Small Island
- First UK edition
- Author: Andrea Levy
- Language: English
- Published: 2004
- Publisher: Headline Review
- Publication place: UK
- Awards: Orange Prize for Fiction Whitbread Book of the Year Commonwealth Writers' Prize
- Preceded by: Fruit of the Lemon
- Followed by: The Long Song

= Small Island (novel) =

2004 novel by British author Andrea Levy

Small Island is a novel written by British author Andrea Levy.

The novel, published in 2004, tells the story of post-war Caribbean migration through four narrators – Hortense and Gilbert, who migrate from Jamaica to London in 1948, and the English couple, Queenie and Bernard, in whose house in London Hortense and Gilbert find lodgings.

==Characters==
The novel has four main characters, Hortense, Queenie, Gilbert and Bernard, who each tell the story from their point of view.

Mainly set in 1948, the plot focuses on the diaspora of Jamaican immigrants, who, escaping economic hardship on their own "small island", move to England, the Mother Country, for which the men have fought during World War II. While the novel focuses on the narratives of Gilbert and Hortense as they adjust to life in England, after a reception that is not quite the warm embrace that they had hoped for, the interracial relationship between Queenie and Michael is central to the plot and the connections that are established between all of the characters. As the story is narrated from various viewpoints, it is achronological, skipping around to discuss each character's life before the outbreak of WWII. Two of the book's characters were based on black civil rights leader Billy Strachan.

===Character summaries===
- Queenie Bligh: The level-headed character in the book. She is fair and open-minded and has a kind heart. After her husband, Bernard, left for the war she opened her house for servicemen, which is when she met Gilbert. She is symbolic of England: Queenie comes with reference to the royal family (she was also christened Victoria - after Queen Victoria) and Bligh comes from Blighty, a slightly dated word for England.
- Hortense: A very well-mannered woman who looks down her nose at other people. She comes from Jamaica and has moved to England with hopes of becoming a teacher, but she has a certain naiveté about what to expect when she arrives. Having been brought up in British colonial Jamaica, she has been taught very many exaggerated facts about the niceties of English living. It becomes quite ironic as she turns out to be more polite and well spoken than anyone she meets, despite being a little snobbish.
- Michael Roberts: A Jamaican Air Force serviceman who grows up alongside Hortense. Michael is a charming and charismatic man, and his mischievous nature causes him problems with his religious father and the community in which he lives. When he leaves for the Air Force he stays at Queenie's boarding house in England and begins a relationship with her, resulting in Queenie's pregnancy. Queenie and Michael's relationship is brief and he is never aware of the baby, and neither Queenie nor Hortense ever find out that they both know Michael.
- Gilbert Joseph: A lovable and funny character who is always trying his hardest to please everyone. Very clumsy but honest, he is one of the more likable characters. He is quite laid back, but extremely intimidated by Hortense, his wife.
- Bernard Bligh: An extremely reserved character who interacts very poorly with almost everyone, until the RAF which forces interaction upon him. He is however, and albeit awkwardly, in love with his wife Queenie, though their sexual life is, largely due to him, not good, a fact which has ramifications later. He has a deep-seated streak of racism and while Queenie appears to be free of this in some ways, both have complicated interactions with race, culminating in the book's climax.

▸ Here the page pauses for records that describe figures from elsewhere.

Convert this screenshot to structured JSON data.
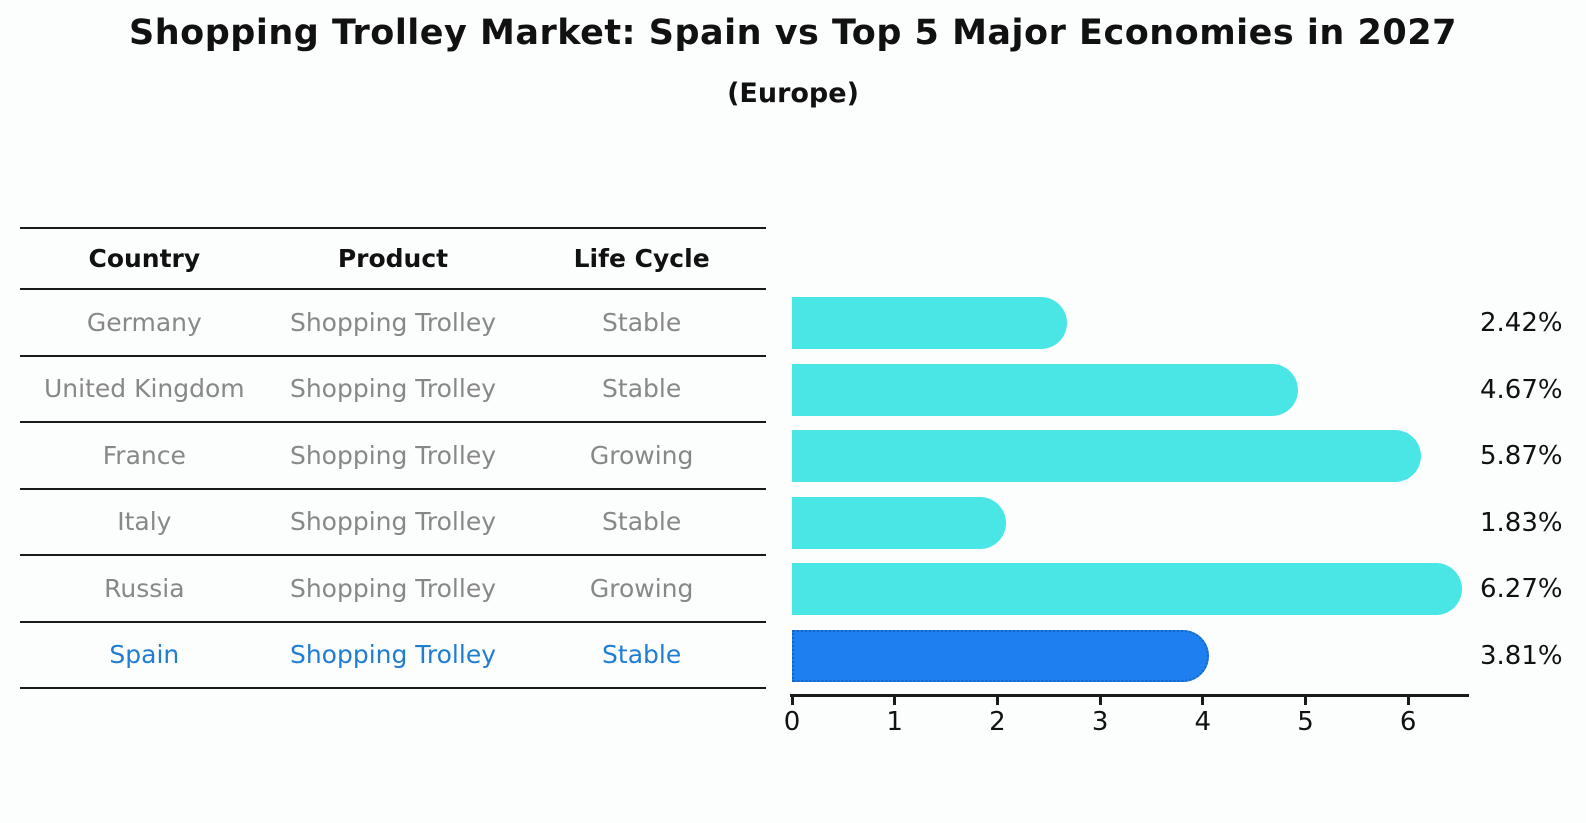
{
  "title": "Shopping Trolley Market: Spain vs Top 5 Major Economies in 2027",
  "subtitle": "(Europe)",
  "colors": {
    "bar": "#4ae6e6",
    "highlight_bar": "#1e80f0",
    "highlight_bar_border": "#1565c8",
    "highlight_text": "#1f7dd2",
    "row_text": "#888888",
    "axis": "#1a1a1a"
  },
  "table": {
    "headers": [
      "Country",
      "Product",
      "Life Cycle"
    ],
    "rows": [
      {
        "country": "Germany",
        "product": "Shopping Trolley",
        "life_cycle": "Stable"
      },
      {
        "country": "United Kingdom",
        "product": "Shopping Trolley",
        "life_cycle": "Stable"
      },
      {
        "country": "France",
        "product": "Shopping Trolley",
        "life_cycle": "Growing"
      },
      {
        "country": "Italy",
        "product": "Shopping Trolley",
        "life_cycle": "Stable"
      },
      {
        "country": "Russia",
        "product": "Shopping Trolley",
        "life_cycle": "Growing"
      },
      {
        "country": "Spain",
        "product": "Shopping Trolley",
        "life_cycle": "Stable"
      }
    ]
  },
  "chart_data": {
    "type": "bar",
    "orientation": "horizontal",
    "title": "Shopping Trolley Market: Spain vs Top 5 Major Economies in 2027 (Europe)",
    "categories": [
      "Germany",
      "United Kingdom",
      "France",
      "Italy",
      "Russia",
      "Spain"
    ],
    "values": [
      2.42,
      4.67,
      5.87,
      1.83,
      6.27,
      3.81
    ],
    "value_labels": [
      "2.42%",
      "4.67%",
      "5.87%",
      "1.83%",
      "6.27%",
      "3.81%"
    ],
    "highlight_index": 5,
    "x_ticks": [
      "0",
      "1",
      "2",
      "3",
      "4",
      "5",
      "6"
    ],
    "xlim": [
      0,
      6.6
    ],
    "grid": false,
    "legend": "none"
  }
}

==Critical reception and other recognition==
It was published by Headline Review to critical success.

On 5 November 2019 BBC News included Small Island on its list of the 100 most influential novels. It was described in The Guardian by Mike Phillips as Levy's "big book".

Levy said in 2004: "When I started Small Island I didn’t intend to write about the war. I wanted to start in 1948 with two women, one white, one black, in a house in Earls Court, but when I asked myself, 'Who are these people and how did they get here?' I realised that 1948 was so very close to the war that nothing made sense without it. If every writer in Britain were to write about the war years there would still be stories to be told, and none of us would have come close to what really happened. It was such an amazing schism in the middle of a century. And Caribbean people got left out of the telling of that story, so I am attempting to put them back into it. But I am not telling it from only a Jamaican point of view. I want to tell stories from the black and white experience. It is a shared history."

In 2009, The Guardian selected Small Island as one of the defining books of the decade. It won three awards: the Whitbread Book of the Year, the Orange Prize, and the Commonwealth Writers' Prize.

In 2022, Small Island was included on the "Big Jubilee Read" list of 70 books by Commonwealth authors, selected to celebrate the Platinum Jubilee of Elizabeth II.

== Adaptations ==
The novel was adapted for television in two parts by the BBC in 2009. A stage adaptation by Helen Edmundson opened at the National Theatre in April 2019 and the production was discussed with members of the cast on BBC Radio 4's Woman's Hour in May 2019.